Can multiple myeloma relapse after a stem cell transplant?
Unfortunately, relapse after autologous stem cell transplantation is common in myeloma patients, even those who undergo transplant soon after diagnosis. About 50% of myeloma patients relapse within 2 years of transplant and 75% relapse within 5 years. The median remission duration is 3-4 years.
Reasons myeloma can relapse even after the intensive therapy of a transplant include:
– Myeloma stem cells – Rare myeloma cells resembling tissue stem cells survive transplant and repopulate the cancer.
– Microenvironment interactions – Bone marrow niche cells and proteins help protect myeloma cells from chemotherapy.
– Clonal evolution – Myeloma comprises many distinct clones that evolve over time, with new dominant clones at relapse that are resistant to the original chemotherapy.
– Residual disease – Very sensitive tests detect residual myeloma cells in most patients post-transplant, which eventually expand causing clinical relapse.
While stem cell transplants certainly help control myeloma compared to other therapies, they generally do not eliminate every last myeloma cell that can lead to recurrence. Younger, low-risk myeloma patients tend to have the longest remission lengths from transplant. Additional post-transplant maintenance therapy can extend the remission duration.
Despite the high relapse rate, autologous stem cell transplantation remains an important treatment option because it extends overall survival in myeloma patients. Relapsed myeloma can often be controlled for some time with additional therapy. Early transplant helps prolong myeloma remission and survival even if not curative.
What are the latest advances in multiple myeloma research?
Exciting progress is being made in multiple myeloma research that may lead to better long-term control or even cures for myeloma patients in the future:
– Novel targeted drugs – New proteasome inhibitors, immunomodulators, monoclonal antibodies, cell signaling inhibitors, epigenetic drugs and other therapies to improve results.
– Immunotherapy – Harnessing the immune system against myeloma through vaccines, CAR T cells, bispecific antibodies, etc. Showing promise for more sustained remissions.
– Genetic testing – Better understanding myeloma genetics allows more personalized, risk-based treatment selection.
– Preventing progression – Using very early intervention including monoclonal antibodies before major symptoms appear to prevent full myeloma development.
– Imaging improvements – Advances in PET/CT and MRI make detecting and monitoring myeloma lesions more sensitive to find residual disease earlier.
– Overcoming drug resistance – Combination approaches and new agents to target multi-drug resistant myeloma and hit different pathways.
– Targeting myeloma “stem cells” – Investigating ways to eliminate the self-renewing myeloma cells that propagate relapse.

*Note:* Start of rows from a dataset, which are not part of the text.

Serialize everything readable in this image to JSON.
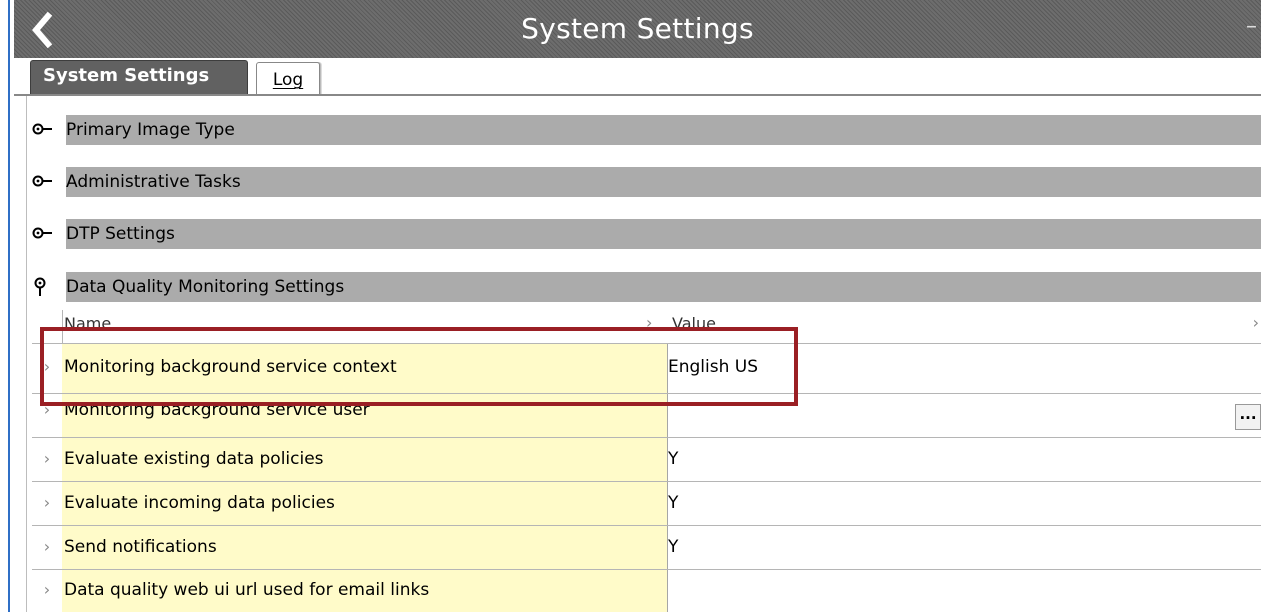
{
  "window": {
    "title": "System Settings",
    "minimize_glyph": "–"
  },
  "tabs": [
    {
      "label": "System Settings",
      "active": true
    },
    {
      "label": "Log",
      "active": false
    }
  ],
  "sections": [
    {
      "label": "Primary Image Type",
      "expanded": false
    },
    {
      "label": "Administrative Tasks",
      "expanded": false
    },
    {
      "label": "DTP Settings",
      "expanded": false
    },
    {
      "label": "Data Quality Monitoring Settings",
      "expanded": true
    }
  ],
  "grid": {
    "columns": {
      "name": "Name",
      "value": "Value"
    },
    "sort_glyph": "›",
    "row_chevron": "›",
    "rows": [
      {
        "name": "Monitoring background service context",
        "value": "English US"
      },
      {
        "name": "Monitoring background service user",
        "value": "",
        "button": "..."
      },
      {
        "name": "Evaluate existing data policies",
        "value": "Y"
      },
      {
        "name": "Evaluate incoming data policies",
        "value": "Y"
      },
      {
        "name": "Send notifications",
        "value": "Y"
      },
      {
        "name": "Data quality web ui url used for email links",
        "value": ""
      }
    ]
  },
  "colors": {
    "highlight": "#9a1f24",
    "name_cell_bg": "#fffbc9",
    "section_bar": "#ababab",
    "active_tab": "#616161"
  }
}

While the multiple myeloma cure remains elusive, today’s many active new agents provide good disease control for prolonged periods. Further research breakthroughs hold hope that cure may become possible one day, especially when myeloma is caught very early before too many genetic changes accumulate.

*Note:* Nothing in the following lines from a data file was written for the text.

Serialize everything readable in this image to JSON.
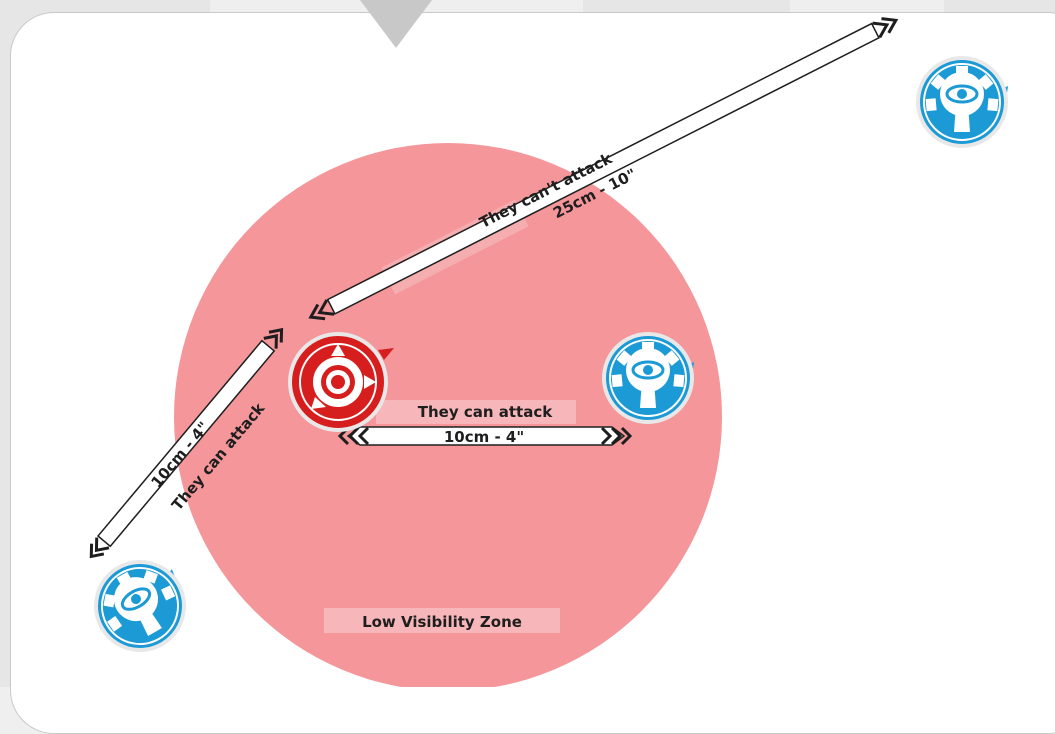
{
  "colors": {
    "zone_fill": "#f4969a",
    "zone_highlight": "#f7b6b9",
    "friendly_blue": "#1c9ad6",
    "enemy_red": "#d71e1e",
    "arrow_fill": "#ffffff",
    "arrow_stroke": "#1e1e1e",
    "card_background": "#ffffff",
    "page_background": "#efefef",
    "pointer": "#c8c8c8"
  },
  "icons": {
    "enemy": "red-target-token-icon",
    "friendly": "blue-eye-gear-token-icon",
    "pointer": "triangle-down-icon"
  },
  "zone": {
    "label": "Low Visibility Zone"
  },
  "ranges": {
    "far": {
      "status": "They can't attack",
      "distance": "25cm - 10\""
    },
    "near_right": {
      "status": "They can attack",
      "distance": "10cm - 4\""
    },
    "near_left": {
      "status": "They can attack",
      "distance": "10cm - 4\""
    }
  }
}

Multiple myeloma remains an incurable but treatable cancer with current therapies. The outlook for patients is improving with recent advances providing more options to delay disease progression and prolong survival. Catching myeloma at the earliest stage offers the best chance for good symptom control, long remissions, and extended survival. While a true cure is not yet possible, the future looks brighter with many promising new approaches on the horizon. Increased awareness and early diagnosis along with prompt optimal treatment will help more myeloma patients live longer, fuller lives. Continued research focused on the biology of myeloma relapse brings hope that this challenging disease may eventually be curable.